Now, there was another, softer kind of mint called the cream mint. These could be made either by using cream or butter in the ordinary process or by using fondant, which was the suggestion Fannie Merritt Farmer offered in 1896’s The Boston Cooking-School Cook Book:
Melt fondant over hot water, flavor with a few drops of oil of peppermint, wintergreen, clove, cinnamon, or orange, and color if desired. Drop from tip of spoon on oiled paper. Confectioners use rubber moulds for shaping cream mints; but these are expensive for home use, unless one is to make mints in large quantities.
Farmer was talking about rolled fondant, of course, and not the kind of fondant filling you find in Cadbury Creme Eggs, which would pose certain obvious hurdles of logistics in serving as mints (primarily that it’s not solid and can’t be molded).
May 18, 1932 Appleton (Wisconsin) Post-Crescent
But as Dori could tell you, fondant, like the kind used to make Linus’ clothes in the post for Yesterdish’s cake pops, is a pain to work with.
That’s probably why we started looking for easier alternatives. In the 1930s, mentions of cream cheese frosting start to show up in newspapers, like the ad to the right. (Actually, the first mentions of cream cheese frosting are from about a decade earlier, where cream cheese diluted with fresh cream was used to frost a “bread cake,” sort of like a sandwich in layers you sliced for a tea party. But let’s keep it sweet in this post and save the savory for later.)
So it made sense that modern mints might be made with a more modern icing.
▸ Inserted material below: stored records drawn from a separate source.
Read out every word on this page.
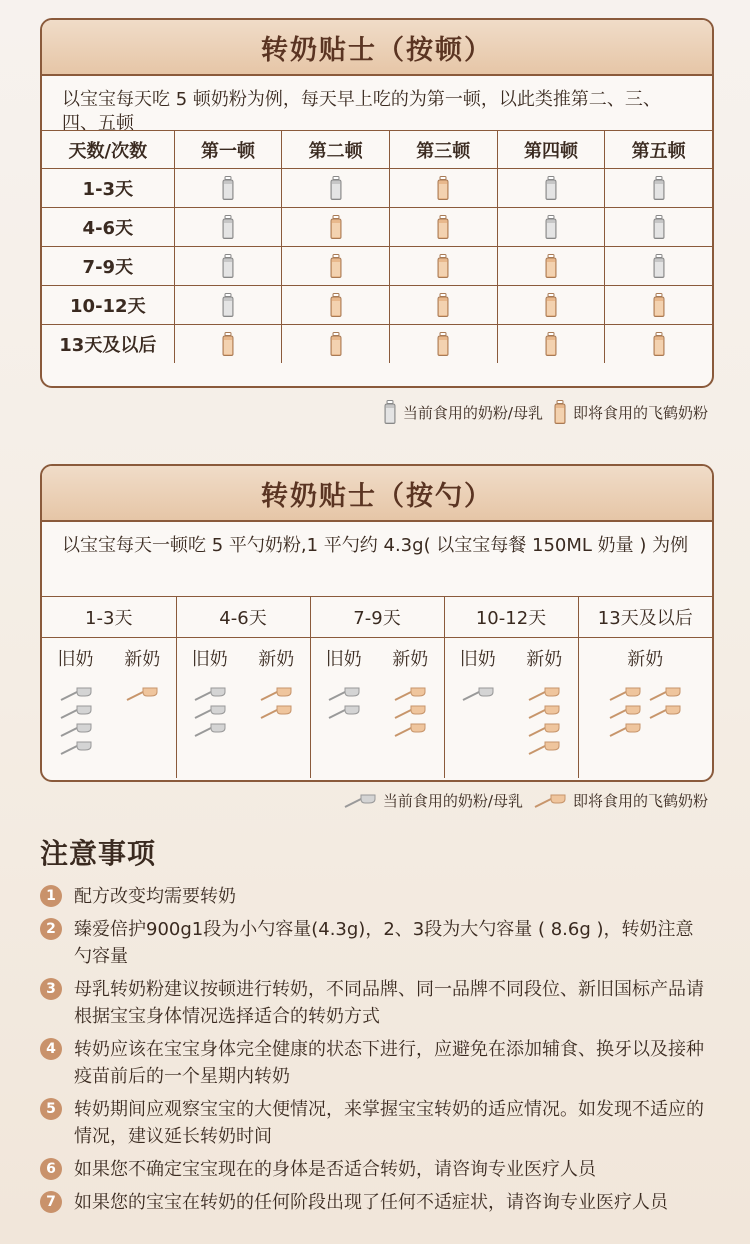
转奶贴士（按顿）
以宝宝每天吃 5 顿奶粉为例，每天早上吃的为第一顿，以此类推第二、三、四、五顿
天数/次数	第一顿	第二顿	第三顿	第四顿	第五顿
1-3天					
4-6天					
7-9天					
10-12天					
13天及以后					
当前食用的奶粉/母乳 即将食用的飞鹤奶粉
转奶贴士（按勺）
以宝宝每天一顿吃 5 平勺奶粉,1 平勺约 4.3g( 以宝宝每餐 150ML 奶量 ) 为例
1-3天		4-6天		7-9天		10-12天		13天及以后
旧奶	新奶	旧奶	新奶	旧奶	新奶	旧奶	新奶	新奶

当前食用的奶粉/母乳	即将食用的飞鹤奶粉
注意事项
1	配方改变均需要转奶
2	臻爱倍护900g1段为小勺容量(4.3g)，2、3段为大勺容量 ( 8.6g )，转奶注意勺容量
3	母乳转奶粉建议按顿进行转奶，不同品牌、同一品牌不同段位、新旧国标产品请根据宝宝身体情况选择适合的转奶方式
4	转奶应该在宝宝身体完全健康的状态下进行，应避免在添加辅食、换牙以及接种疫苗前后的一个星期内转奶
5	转奶期间应观察宝宝的大便情况，来掌握宝宝转奶的适应情况。如发现不适应的情况，建议延长转奶时间
6	如果您不确定宝宝现在的身体是否适合转奶，请咨询专业医疗人员
7	如果您的宝宝在转奶的任何阶段出现了任何不适症状，请咨询专业医疗人员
A cream cheese-based recipe with helpful storage tips appeared in the October 15, 1978 edition of the Cedar Rapids (Iowa) Gazette:
Cream Cheese Mints
1 (8 ounce) package cream cheese
Have cream cheese at room temperature. With a wooden spoon stir cream cheese and flavoring. Add powdered sugar 1 cup at a time until well blended. After you have added 6 or 7 cups the mixture will be so stiff you will have to knead the remaining powdered sugar in. Break off small balls and roll in granulated sugar and press in mint mold. Unmold onto a plate immediately. Store in refrigerator. Yield 300 mints. These freeze beautifully and cost about 1/2 cent apiece.
A couple of additional odd and ends. First, I really do let most of the misinformation out there go, but–consider this helpful bit from eHow.com on the left with the newspaper ad on the right and see if you can find out where they went wrong…
C’mon son, you missed the target by sixty years. Minimum. Consider this:
Finally, since we talked about cream cheese frosting, here’s a fun tidbit–while carrot cakes as we know them started to show up in the first third of the 20th century, it didn’t have cream cheese frosting until around a little bit after the middle of the century. In the 1930s and 40s, the most common frosting for carrot cake was marshmallow-based.
From the box of L.R. from Winston-Salem, North Carolina.
2 pounds powdered sugar
1 package (8 oz.) cream cheese at room temperature
1/4 teaspoon oil of peppermint or peppermint extract (to taste)
Mix sugar and cheese together with hands until mixture is smooth as putty. It is messy at first. Add oil of peppermint. Knead.
Divide into 4 portions. Color each portion with a couple drops of food coloring, kneading in the coloring. Roll into long strips with palms of hands and cut into pieces.
Place into refrigerator until set, then store in air-tight containers.